With JS on, if you click on a user’s name, this box opens up – the pink styling shows nofollow links. As you can see, there is a link to the URL that a user has specified as their homepage – in this case, I’ve specified the homepage of this blog for my moneysavingexpert profile.
Recently I spotted these links in my webmaster tools account, and discovered that searching Google for ‘Visit malcolmcoles’s homepage’ returns the homepage of this blog, as well as the MoneySavingExpert forum page.
Of course, this might be happening for reasons other than Google indexing javascript-hidden links, so I decided to test it.
The test
I set up a new MoneySavingExpert profile called Nooby19702009, and I set its homepage as www.digitalsparkle.co.uk/jstest4. I then added a couple of forums posting (one even got a thank you from another user!)
I also added a link to the bottom of every post on this blog. With javascript off, this link used anchor text ‘Coles TEST XYZ’ and linked to www.digitalsparkle.co.uk/jstest3. With javascript on, the URL was changed to www.digitalsparkle.co.uk/jstest4.
If you can make head or tail or it (I just copied it from somewhere), the code was this:
<script>
var hrefLink1 = “http://www.digitalsparkle.co.uk/jstest4.html”
function setHref() {
document.getElementById(‘href1’).href = hrefLink1;}
// alert(document.links(‘href1’).href)
// return hrefLink1}
</script>
The two pages – jstest3 and jstest4 are identical in every way except the URL. They contain a couple of lines of text, including the unique phrase: “colesABCDEF GHIJKL ”

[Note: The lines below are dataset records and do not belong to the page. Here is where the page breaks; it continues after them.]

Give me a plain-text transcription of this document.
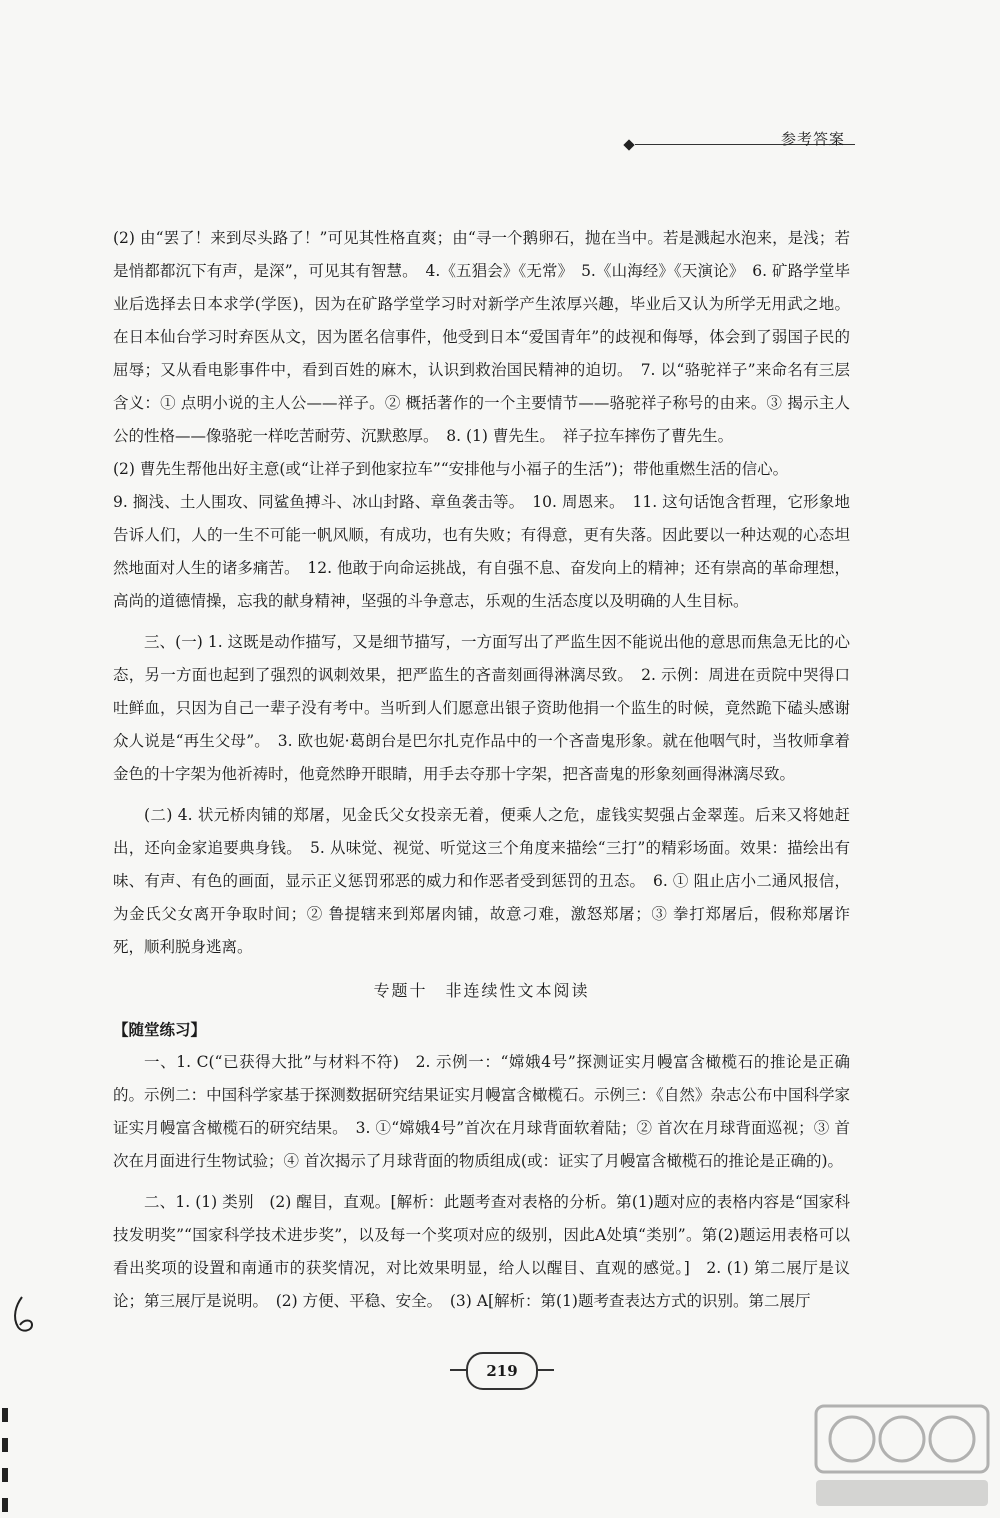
参考答案

(2) 由“罢了！来到尽头路了！”可见其性格直爽；由“寻一个鹅卵石，抛在当中。若是溅起水泡来，是浅；若是悄都都沉下有声，是深”，可见其有智慧。　4.《五猖会》《无常》　5.《山海经》《天演论》　6. 矿路学堂毕业后选择去日本求学(学医)，因为在矿路学堂学习时对新学产生浓厚兴趣，毕业后又认为所学无用武之地。在日本仙台学习时弃医从文，因为匿名信事件，他受到日本“爱国青年”的歧视和侮辱，体会到了弱国子民的屈辱；又从看电影事件中，看到百姓的麻木，认识到救治国民精神的迫切。　7. 以“骆驼祥子”来命名有三层含义：① 点明小说的主人公——祥子。② 概括著作的一个主要情节——骆驼祥子称号的由来。③ 揭示主人公的性格——像骆驼一样吃苦耐劳、沉默憨厚。　8. (1) 曹先生。　祥子拉车摔伤了曹先生。

(2) 曹先生帮他出好主意(或“让祥子到他家拉车”“安排他与小福子的生活”)；带他重燃生活的信心。

9. 搁浅、土人围攻、同鲨鱼搏斗、冰山封路、章鱼袭击等。　10. 周恩来。　11. 这句话饱含哲理，它形象地告诉人们，人的一生不可能一帆风顺，有成功，也有失败；有得意，更有失落。因此要以一种达观的心态坦然地面对人生的诸多痛苦。　12. 他敢于向命运挑战，有自强不息、奋发向上的精神；还有崇高的革命理想，高尚的道德情操，忘我的献身精神，坚强的斗争意志，乐观的生活态度以及明确的人生目标。

三、(一) 1. 这既是动作描写，又是细节描写，一方面写出了严监生因不能说出他的意思而焦急无比的心态，另一方面也起到了强烈的讽刺效果，把严监生的吝啬刻画得淋漓尽致。　2. 示例：周进在贡院中哭得口吐鲜血，只因为自己一辈子没有考中。当听到人们愿意出银子资助他捐一个监生的时候，竟然跪下磕头感谢众人说是“再生父母”。　3. 欧也妮·葛朗台是巴尔扎克作品中的一个吝啬鬼形象。就在他咽气时，当牧师拿着金色的十字架为他祈祷时，他竟然睁开眼睛，用手去夺那十字架，把吝啬鬼的形象刻画得淋漓尽致。

(二) 4. 状元桥肉铺的郑屠，见金氏父女投亲无着，便乘人之危，虚钱实契强占金翠莲。后来又将她赶出，还向金家追要典身钱。　5. 从味觉、视觉、听觉这三个角度来描绘“三打”的精彩场面。效果：描绘出有味、有声、有色的画面，显示正义惩罚邪恶的威力和作恶者受到惩罚的丑态。　6. ① 阻止店小二通风报信，为金氏父女离开争取时间；② 鲁提辖来到郑屠肉铺，故意刁难，激怒郑屠；③ 拳打郑屠后，假称郑屠诈死，顺利脱身逃离。

专题十　非连续性文本阅读
【随堂练习】

一、1. C(“已获得大批”与材料不符)　2. 示例一：“嫦娥4号”探测证实月幔富含橄榄石的推论是正确的。示例二：中国科学家基于探测数据研究结果证实月幔富含橄榄石。示例三：《自然》杂志公布中国科学家证实月幔富含橄榄石的研究结果。　3. ①“嫦娥4号”首次在月球背面软着陆；② 首次在月球背面巡视；③ 首次在月面进行生物试验；④ 首次揭示了月球背面的物质组成(或：证实了月幔富含橄榄石的推论是正确的)。

二、1. (1) 类别　(2) 醒目，直观。[解析：此题考查对表格的分析。第(1)题对应的表格内容是“国家科技发明奖”“国家科学技术进步奖”，以及每一个奖项对应的级别，因此A处填“类别”。第(2)题运用表格可以看出奖项的设置和南通市的获奖情况，对比效果明显，给人以醒目、直观的感觉。]　2. (1) 第二展厅是议论；第三展厅是说明。　(2) 方便、平稳、安全。　(3) A[解析：第(1)题考查表达方式的识别。第二展厅

219
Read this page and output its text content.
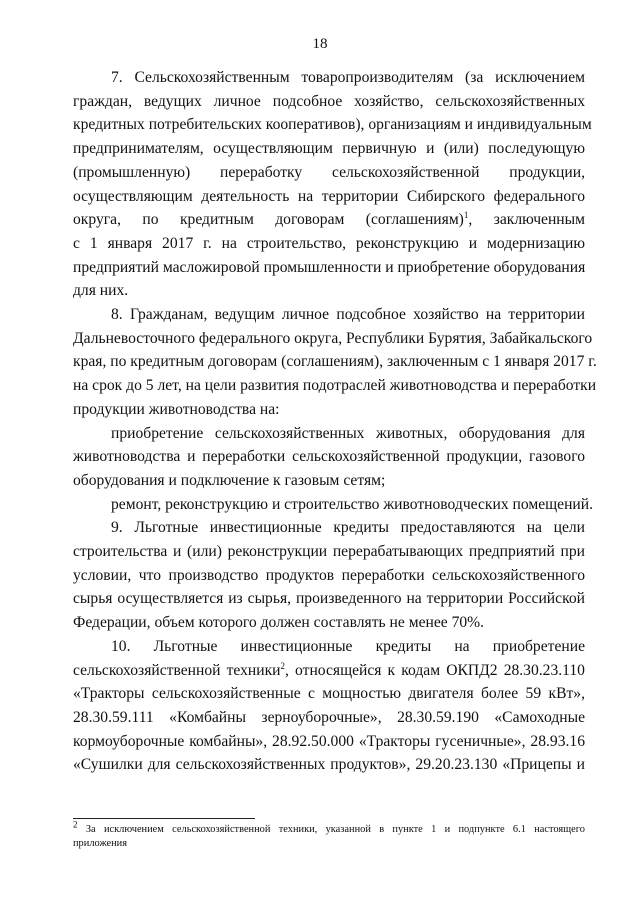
18
7. Сельскохозяйственным товаропроизводителям (за исключением
граждан, ведущих личное подсобное хозяйство, сельскохозяйственных
кредитных потребительских кооперативов), организациям и индивидуальным
предпринимателям, осуществляющим первичную и (или) последующую
(промышленную) переработку сельскохозяйственной продукции,
осуществляющим деятельность на территории Сибирского федерального
округа, по кредитным договорам (соглашениям)$^1$, заключенным
с 1 января 2017 г. на строительство, реконструкцию и модернизацию
предприятий масложировой промышленности и приобретение оборудования
для них.
8. Гражданам, ведущим личное подсобное хозяйство на территории
Дальневосточного федерального округа, Республики Бурятия, Забайкальского
края, по кредитным договорам (соглашениям), заключенным с 1 января 2017 г.
на срок до 5 лет, на цели развития подотраслей животноводства и переработки
продукции животноводства на:
приобретение сельскохозяйственных животных, оборудования для
животноводства и переработки сельскохозяйственной продукции, газового
оборудования и подключение к газовым сетям;
ремонт, реконструкцию и строительство животноводческих помещений.
9. Льготные инвестиционные кредиты предоставляются на цели
строительства и (или) реконструкции перерабатывающих предприятий при
условии, что производство продуктов переработки сельскохозяйственного
сырья осуществляется из сырья, произведенного на территории Российской
Федерации, объем которого должен составлять не менее 70%.
10. Льготные инвестиционные кредиты на приобретение
сельскохозяйственной техники$^2$, относящейся к кодам ОКПД2 28.30.23.110
«Тракторы сельскохозяйственные с мощностью двигателя более 59 кВт»,
28.30.59.111 «Комбайны зерноуборочные», 28.30.59.190 «Самоходные
кормоуборочные комбайны», 28.92.50.000 «Тракторы гусеничные», 28.93.16
«Сушилки для сельскохозяйственных продуктов», 29.20.23.130 «Прицепы и
$^2$ За исключением сельскохозяйственной техники, указанной в пункте 1 и подпункте 6.1 настоящего
приложения
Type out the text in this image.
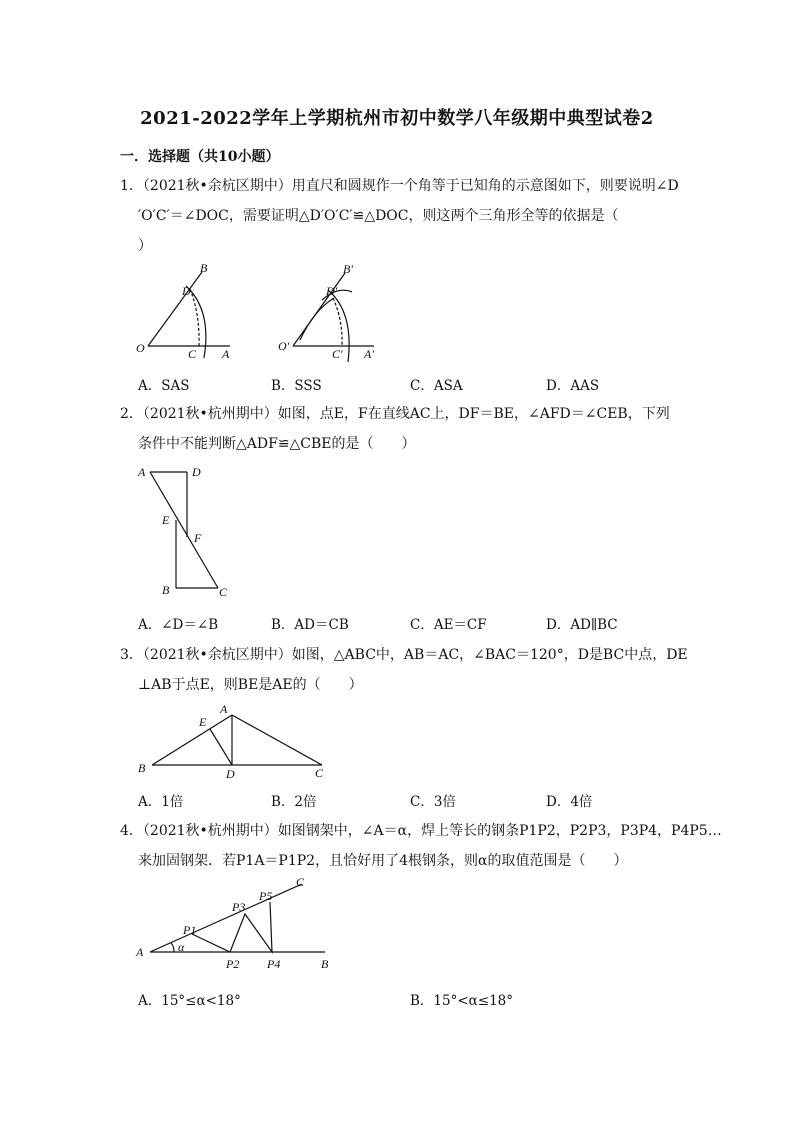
2021-2022学年上学期杭州市初中数学八年级期中典型试卷2
一．选择题（共10小题）
1．（2021秋•余杭区期中）用直尺和圆规作一个角等于已知角的示意图如下，则要说明∠D
′O′C′＝∠DOC，需要证明△D′O′C′≌△DOC，则这两个三角形全等的依据是（
）
B
D
O	C A
B′
D′
O′
C′ A′
A．SAS	B．SSS	C．ASA	D．AAS
2．（2021秋•杭州期中）如图，点E，F在直线AC上，DF＝BE，∠AFD＝∠CEB，下列
条件中不能判断△ADF≌△CBE的是（　　）
A	D
E
F
B	C
A．∠D＝∠B	B．AD＝CB	C．AE＝CF	D．AD∥BC
3．（2021秋•余杭区期中）如图，△ABC中，AB＝AC，∠BAC＝120°，D是BC中点，DE
⊥AB于点E，则BE是AE的（　　）
A
E
B	D	C
A．1倍	B．2倍	C．3倍	D．4倍
4．（2021秋•杭州期中）如图钢架中，∠A＝α，焊上等长的钢条P1P2，P2P3，P3P4，P4P5…
来加固钢架．若P1A＝P1P2，且恰好用了4根钢条，则α的取值范围是（　　）
C
P5
P3
P1
α
A
P2 P4	B
A．15°≤α<18°	B．15°<α≤18°
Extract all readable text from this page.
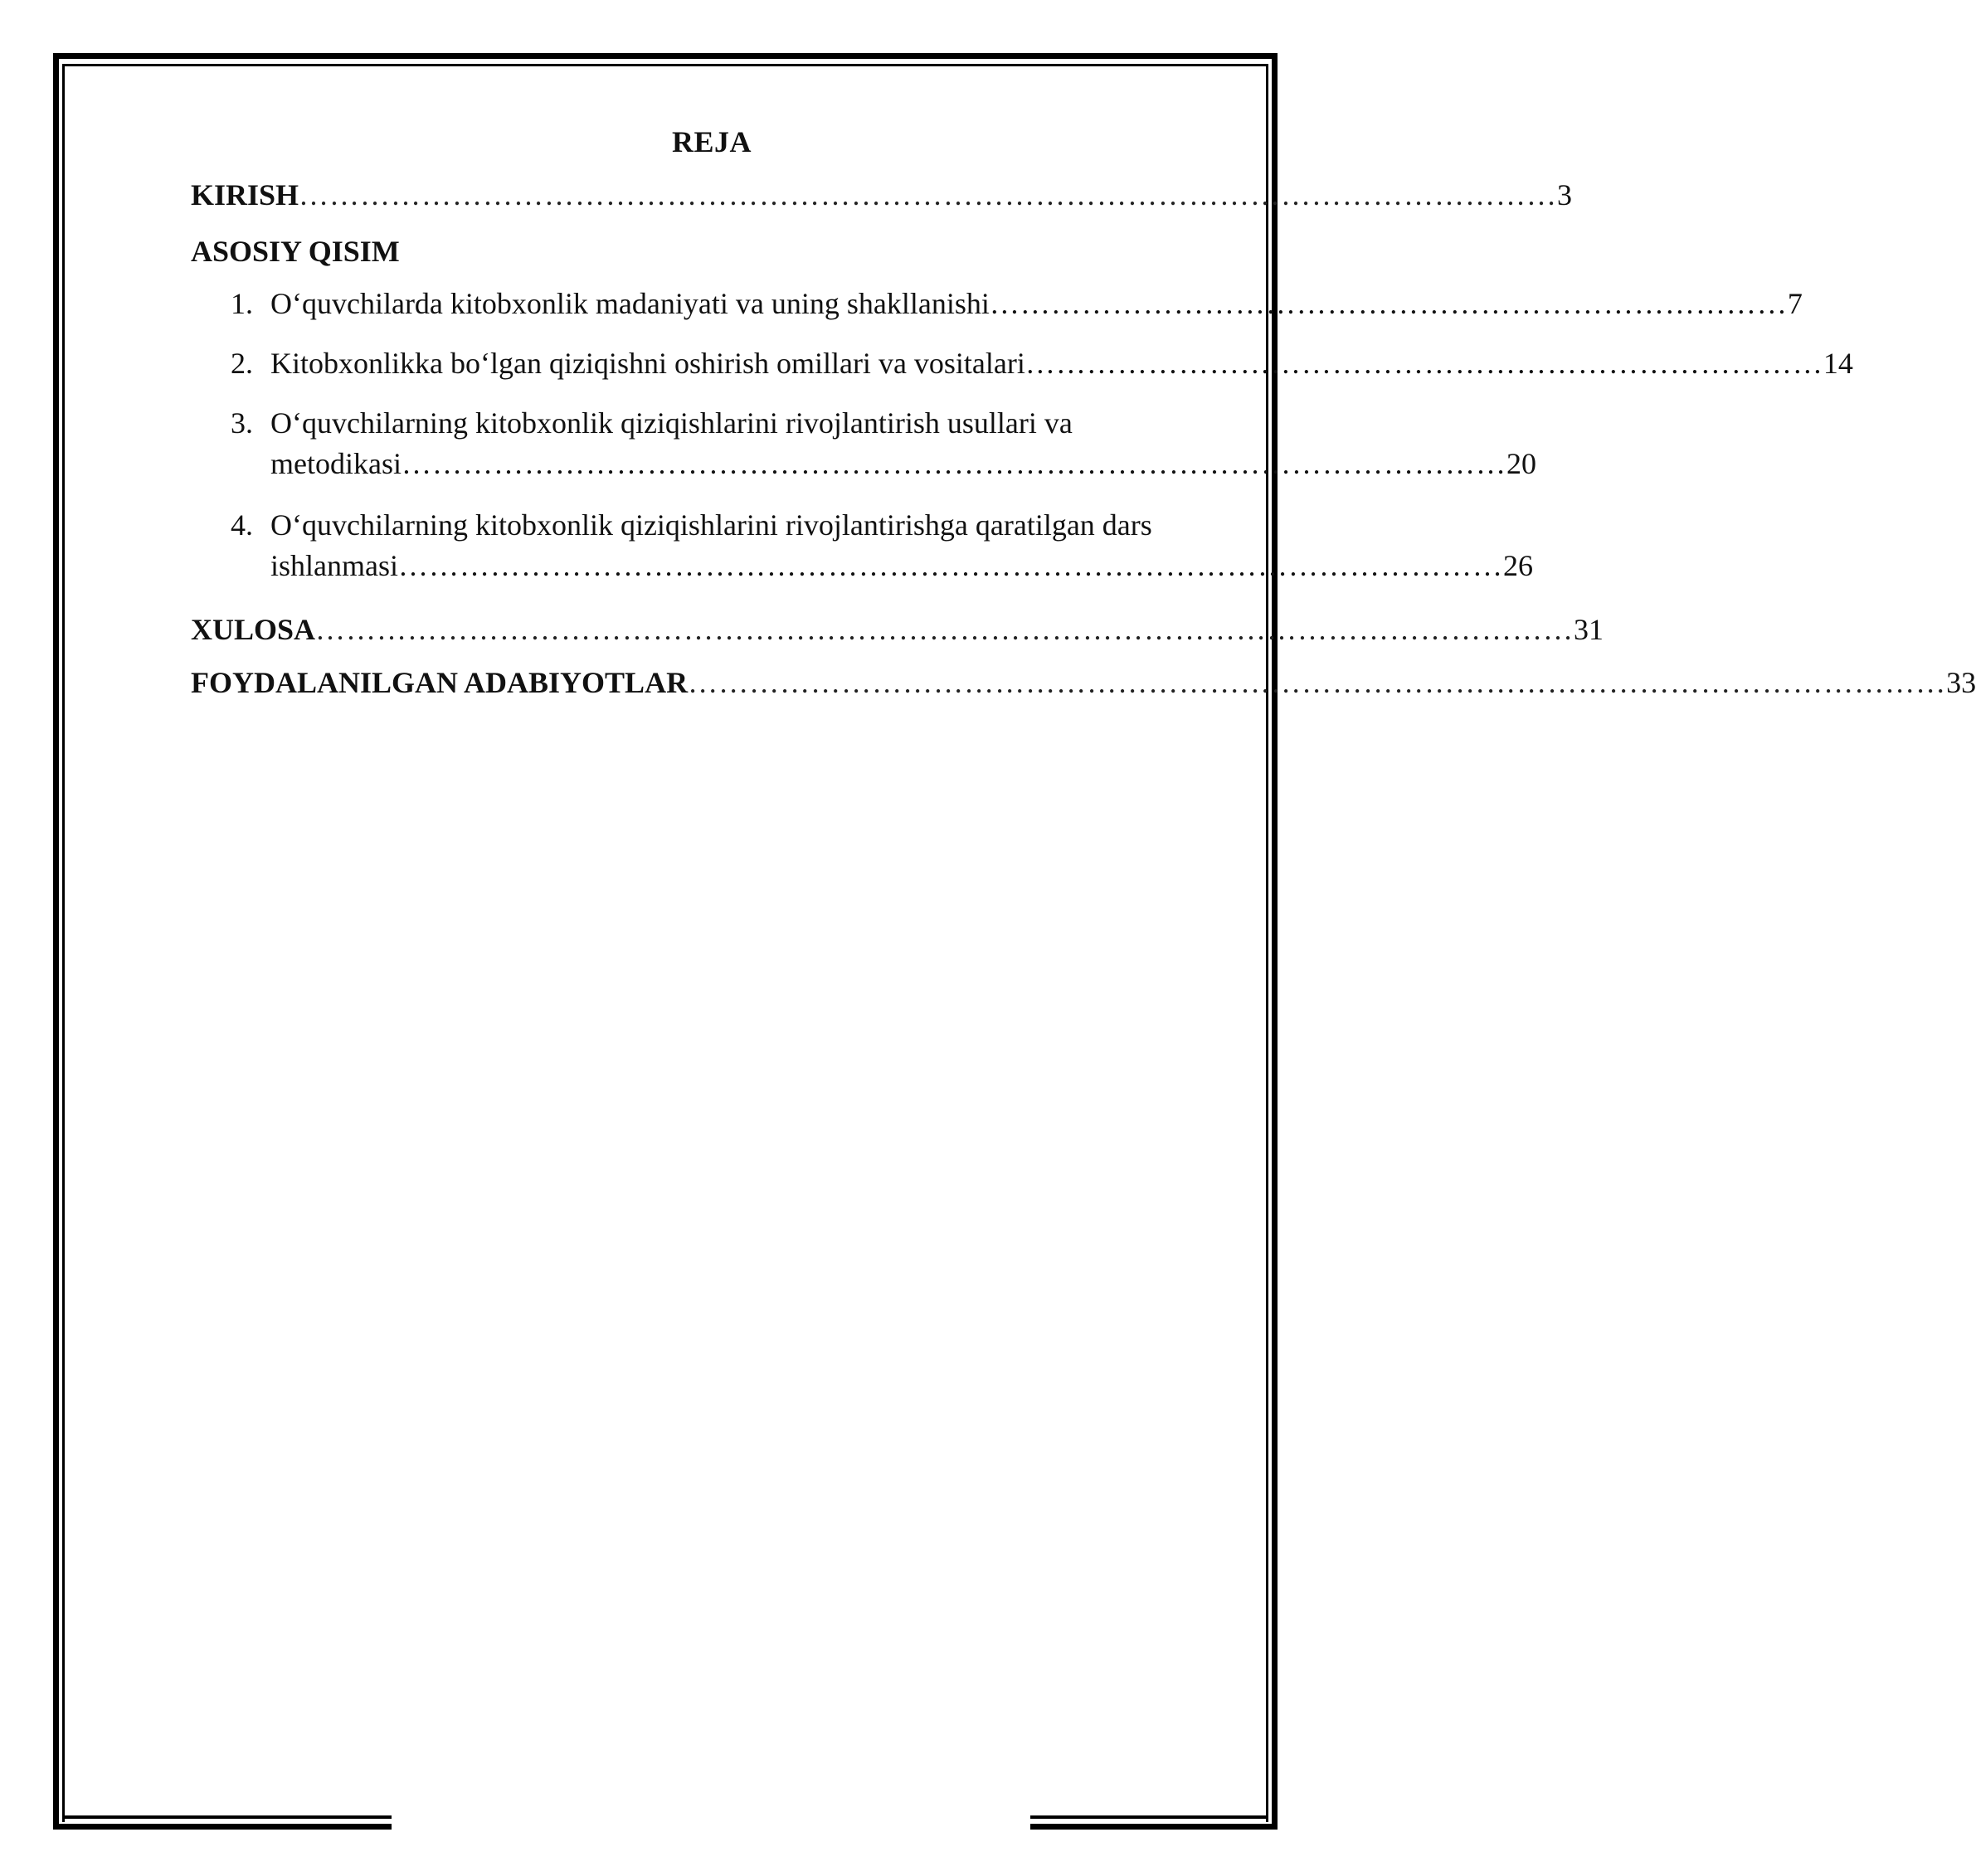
REJA
KIRISH …………………………………………………………………………………………………………… 3
ASOSIY QISIM
1. O‘quvchilarda kitobxonlik madaniyati va uning shakllanishi …………………………………………………………………… 7
2. Kitobxonlikka bo‘lgan qiziqishni oshirish omillari va vositalari …………………………………………………………………… 14
3. O‘quvchilarning kitobxonlik qiziqishlarini rivojlantirish usullari va
metodikasi ……………………………………………………………………………………………… 20
4. O‘quvchilarning kitobxonlik qiziqishlarini rivojlantirishga qaratilgan dars
ishlanmasi ……………………………………………………………………………………………… 26
XULOSA …………………………………………………………………………………………………………… 31
FOYDALANILGAN ADABIYOTLAR …………………………………………………………………………………………………………… 33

Anyway, the upshot was that the following searches all return jstest4.html and NOT jstest3.html:
- A search for “visit nooby19702009’s homepage” (the javascript-hidden text used on the moneysavingexpert site that pointed to the jstest4 page I’d set as my homepage there).
- A search for “colesABCDEF GHIJKL” (the text used on the jstest3 and jstest 4 pages).
- A search for “coles test xyz” (the anchor text used on this site for both the plain HTML and JS-only links).
This is even though on this site, its jstest3 that is in plain view in the HTML and jstest4 links are all hidden by javascript. And on moneysavingexpert, the link to jstest4 was only visible when the javascript ran. In fact, I can’t get jstest3 to appear in any search I’ve tried. Jstest4 has wiped it out completely.
What this means
This shows two things.
The javascript-hidden link must be passing pagerank. Links from two domains to jstest4 have made google index it rather than the identical jstest3 for the unique phrase (colesABCDEF GHIJKL) that both pages contain.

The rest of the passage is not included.